Editorial
A pesar de los avances en materia de política salarial durante los últimos años, México continúa enfrentando profundas desigualdades en términos de bienestar laboral, poder adquisitivo y protección social, por lo que, en comparación con sus vecinos latinoamericanos y con las economías europeas, el país aún se encuentra rezagado en indicadores clave como el salario mínimo efectivo, la cobertura de seguridad social y el acceso real a satisfactores básicos.
En 2025, el salario mínimo mensual nacional aprobado es de 8 mil 364 pesos (alrededor de 412 dólares estadounidenses). Aunque este monto representa un incremento nominal del 12 por ciento respecto al año anterior, el valor en dólares se ha visto afectado por la depreciación del peso mexicano, que en 2025 ronda los 20 pesos por dólar.
Según diversos estudios y análisis de instancias internacionales, aunque el país ha avanzado en legislación laboral, como la reforma que obliga a ajustar el salario mínimo conforme a la inflación, las nuevas regulaciones para trabajadores de plataformas digitales y otras, aún enfrenta desafíos estructurales, ya que 54.5 por ciento de los trabajadores sigue en el sector informal, sin acceso a seguridad social, prestaciones o jubilación.
Si comparamos a México con los países europeos en el monto de su salario mínimo, las cifras lo ubican en el último lugar con sus 412 dólares mensuales, mientras que en Europa, los salarios mínimos más altos se observan en Luxemburgo (2,860 USD mensuales), Irlanda (2 mil 065 USD) y los Países Bajos (2 mil 435 USD). Estos países no sólo pagan más, sino que también ofrecen seguridad social universal, acceso gratuito o subsidiado a servicios públicos, jornadas laborales reducidas y un alto índice de equilibrio entre trabajo y vida personal.
Aunque México ha tenido avances en salario mínimo y percepción de bienestar, aún está lejos de igualar las condiciones estructurales de Europa en cuanto a derechos laborales, protección social y desarrollo humano. En el Índice de Progreso Social 2022, México obtuvo un puntaje de 70.84, por encima del promedio latinoamericano, pero detrás de Chile, Costa Rica y Uruguay.

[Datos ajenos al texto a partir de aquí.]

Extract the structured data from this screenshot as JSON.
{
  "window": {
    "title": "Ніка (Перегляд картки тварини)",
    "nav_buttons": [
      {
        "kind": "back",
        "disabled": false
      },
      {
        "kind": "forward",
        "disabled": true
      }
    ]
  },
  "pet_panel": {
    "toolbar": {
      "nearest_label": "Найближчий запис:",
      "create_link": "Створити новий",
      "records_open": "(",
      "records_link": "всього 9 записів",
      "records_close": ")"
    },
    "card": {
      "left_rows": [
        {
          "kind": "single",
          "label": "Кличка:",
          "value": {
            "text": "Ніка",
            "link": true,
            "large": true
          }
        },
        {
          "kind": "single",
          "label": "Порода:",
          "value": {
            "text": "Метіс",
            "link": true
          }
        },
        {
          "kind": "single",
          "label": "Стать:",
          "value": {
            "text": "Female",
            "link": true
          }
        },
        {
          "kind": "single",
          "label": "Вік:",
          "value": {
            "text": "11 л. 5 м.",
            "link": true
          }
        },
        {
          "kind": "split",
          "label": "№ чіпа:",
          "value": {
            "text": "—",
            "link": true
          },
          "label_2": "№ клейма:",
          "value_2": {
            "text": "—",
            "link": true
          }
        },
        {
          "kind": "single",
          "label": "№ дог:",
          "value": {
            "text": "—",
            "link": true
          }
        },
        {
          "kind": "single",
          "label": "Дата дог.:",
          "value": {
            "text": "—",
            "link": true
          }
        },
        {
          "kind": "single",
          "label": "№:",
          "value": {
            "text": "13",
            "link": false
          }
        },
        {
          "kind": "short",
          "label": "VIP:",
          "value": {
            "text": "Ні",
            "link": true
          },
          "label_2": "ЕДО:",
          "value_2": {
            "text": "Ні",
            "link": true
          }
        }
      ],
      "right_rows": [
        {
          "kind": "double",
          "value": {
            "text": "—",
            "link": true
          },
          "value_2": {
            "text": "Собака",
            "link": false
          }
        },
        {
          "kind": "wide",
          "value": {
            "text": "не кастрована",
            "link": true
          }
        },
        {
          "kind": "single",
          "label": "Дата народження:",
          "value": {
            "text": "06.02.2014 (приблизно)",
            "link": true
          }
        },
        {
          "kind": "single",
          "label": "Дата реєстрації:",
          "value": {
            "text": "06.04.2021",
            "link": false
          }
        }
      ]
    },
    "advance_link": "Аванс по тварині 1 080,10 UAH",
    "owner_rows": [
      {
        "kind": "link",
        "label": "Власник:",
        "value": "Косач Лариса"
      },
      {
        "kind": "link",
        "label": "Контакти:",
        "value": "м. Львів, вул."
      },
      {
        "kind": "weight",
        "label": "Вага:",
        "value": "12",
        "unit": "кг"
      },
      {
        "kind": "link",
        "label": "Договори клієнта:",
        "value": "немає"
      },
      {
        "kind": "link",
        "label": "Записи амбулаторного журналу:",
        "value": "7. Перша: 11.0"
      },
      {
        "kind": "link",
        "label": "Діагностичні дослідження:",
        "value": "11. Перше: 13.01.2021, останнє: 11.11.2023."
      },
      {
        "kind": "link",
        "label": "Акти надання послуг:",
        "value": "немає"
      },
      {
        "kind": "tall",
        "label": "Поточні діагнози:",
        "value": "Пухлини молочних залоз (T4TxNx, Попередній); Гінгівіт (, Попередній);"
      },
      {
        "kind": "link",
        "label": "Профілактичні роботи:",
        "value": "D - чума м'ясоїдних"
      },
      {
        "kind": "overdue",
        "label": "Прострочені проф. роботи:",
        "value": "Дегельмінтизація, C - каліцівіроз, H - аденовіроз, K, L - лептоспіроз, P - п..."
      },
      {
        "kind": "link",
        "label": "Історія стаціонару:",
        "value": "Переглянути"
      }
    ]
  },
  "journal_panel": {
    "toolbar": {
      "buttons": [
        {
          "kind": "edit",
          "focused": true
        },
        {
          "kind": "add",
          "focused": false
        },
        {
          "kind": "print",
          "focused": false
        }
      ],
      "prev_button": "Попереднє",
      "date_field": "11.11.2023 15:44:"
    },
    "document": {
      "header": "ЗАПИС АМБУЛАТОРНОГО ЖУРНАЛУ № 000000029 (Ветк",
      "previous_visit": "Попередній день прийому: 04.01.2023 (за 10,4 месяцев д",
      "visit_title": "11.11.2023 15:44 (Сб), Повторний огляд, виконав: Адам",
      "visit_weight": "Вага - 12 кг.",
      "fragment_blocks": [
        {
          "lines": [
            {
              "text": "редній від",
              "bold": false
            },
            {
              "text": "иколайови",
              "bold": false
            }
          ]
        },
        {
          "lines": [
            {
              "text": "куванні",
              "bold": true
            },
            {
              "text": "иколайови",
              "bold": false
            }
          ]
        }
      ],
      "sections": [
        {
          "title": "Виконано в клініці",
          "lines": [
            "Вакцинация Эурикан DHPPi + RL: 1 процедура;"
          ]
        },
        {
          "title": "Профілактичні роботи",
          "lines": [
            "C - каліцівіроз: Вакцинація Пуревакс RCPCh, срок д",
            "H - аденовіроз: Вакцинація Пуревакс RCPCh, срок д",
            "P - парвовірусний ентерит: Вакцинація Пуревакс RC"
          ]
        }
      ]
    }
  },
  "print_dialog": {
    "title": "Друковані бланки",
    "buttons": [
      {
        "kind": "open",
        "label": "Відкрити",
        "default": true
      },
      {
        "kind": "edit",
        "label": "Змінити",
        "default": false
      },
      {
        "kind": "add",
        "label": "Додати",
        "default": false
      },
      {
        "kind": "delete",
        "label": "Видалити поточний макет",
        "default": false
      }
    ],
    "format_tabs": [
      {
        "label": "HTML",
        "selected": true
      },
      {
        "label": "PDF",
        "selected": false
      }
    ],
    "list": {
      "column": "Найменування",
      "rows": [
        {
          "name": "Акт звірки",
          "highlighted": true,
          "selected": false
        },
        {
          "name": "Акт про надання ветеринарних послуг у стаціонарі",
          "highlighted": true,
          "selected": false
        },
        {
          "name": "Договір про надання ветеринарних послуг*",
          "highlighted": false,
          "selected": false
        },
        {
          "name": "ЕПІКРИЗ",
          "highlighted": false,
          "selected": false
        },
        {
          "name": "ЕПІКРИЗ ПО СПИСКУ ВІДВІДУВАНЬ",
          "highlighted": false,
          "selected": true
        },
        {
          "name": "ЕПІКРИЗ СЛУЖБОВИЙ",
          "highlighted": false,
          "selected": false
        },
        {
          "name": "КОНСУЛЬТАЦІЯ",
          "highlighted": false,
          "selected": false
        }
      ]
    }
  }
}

Pero México ni siquiera encabeza la lista de países latinoamericanos en ese sentido, pues varias naciones de esta región se encuentran en mejor situación. Por ejemplo, la cobertura efectiva de salud, pensiones y seguros sociales es baja en México en comparación con naciones como Uruguay y Chile.
De acuerdo con estimaciones regionales y análisis comparativos, el salario mínimo en México cubre la canasta básica alimentaria, el transporte urbano y el pago de servicios esenciales, pero no permite un margen para ahorro, educación privada, renta en zonas urbanas caras ni atención médica especializada.
En una tabla comparativa construida a partir de datos de BizLatinHub, Euronews, Statista y el World Happiness Report, México se encuentra en el séptimo lugar entre los países latinoamericanos por poder adquisitivo de su salario mínimo. Encabezan la lista Costa Rica (725 USD/mes), Uruguay (590 USD) y Chile (515 USD), cuyos trabajadores con salario mínimo pueden cubrir alimentos, renta modesta, servicios y transporte.
En medio de este panorama, uno de los principales desafíos en México es la limitada cobertura de la seguridad social, pues aunque el sistema legal contempla acceso a salud pública, pensiones, incapacidad y guarderías para quienes están registrados en el Instituto Mexicano del Seguro Social (IMSS), más del 54.5 por ciento de la población económicamente activa trabaja en la informalidad, sin acceso a estos derechos. Esta cifra, reportada por el INEGI y la Secretaría del Trabajo, contrasta con países como Chile (informalidad del 27 %) o Uruguay (alrededor del 30 %).
En países europeos, por el contrario, la totalidad de los trabajadores —incluso quienes perciben el salario mínimo— gozan de seguridad social universal, atención médica gratuita o subsidiada, seguro de desempleo y pensiones públicas. Además, en regiones como Alemania o Países Bajos, existen subsidios al alquiler y al transporte que amplían el alcance real de los ingresos.
En conclusión, puede decirse que México ha logrado avances sustantivos en la recuperación del salario mínimo y en la legislación laboral, especialmente respecto a su vinculación con la inflación, pero continúa por debajo de muchas economías latinoamericanas y europeas en cuanto a poder adquisitivo real y cobertura de seguridad social.
En ese contexto, el reto no solo es incrementar el monto del ingreso, sino también asegurar que todos los trabajadores, independientemente de su estatus, puedan ejercer plenamente sus derechos laborales y acceder a una vida digna.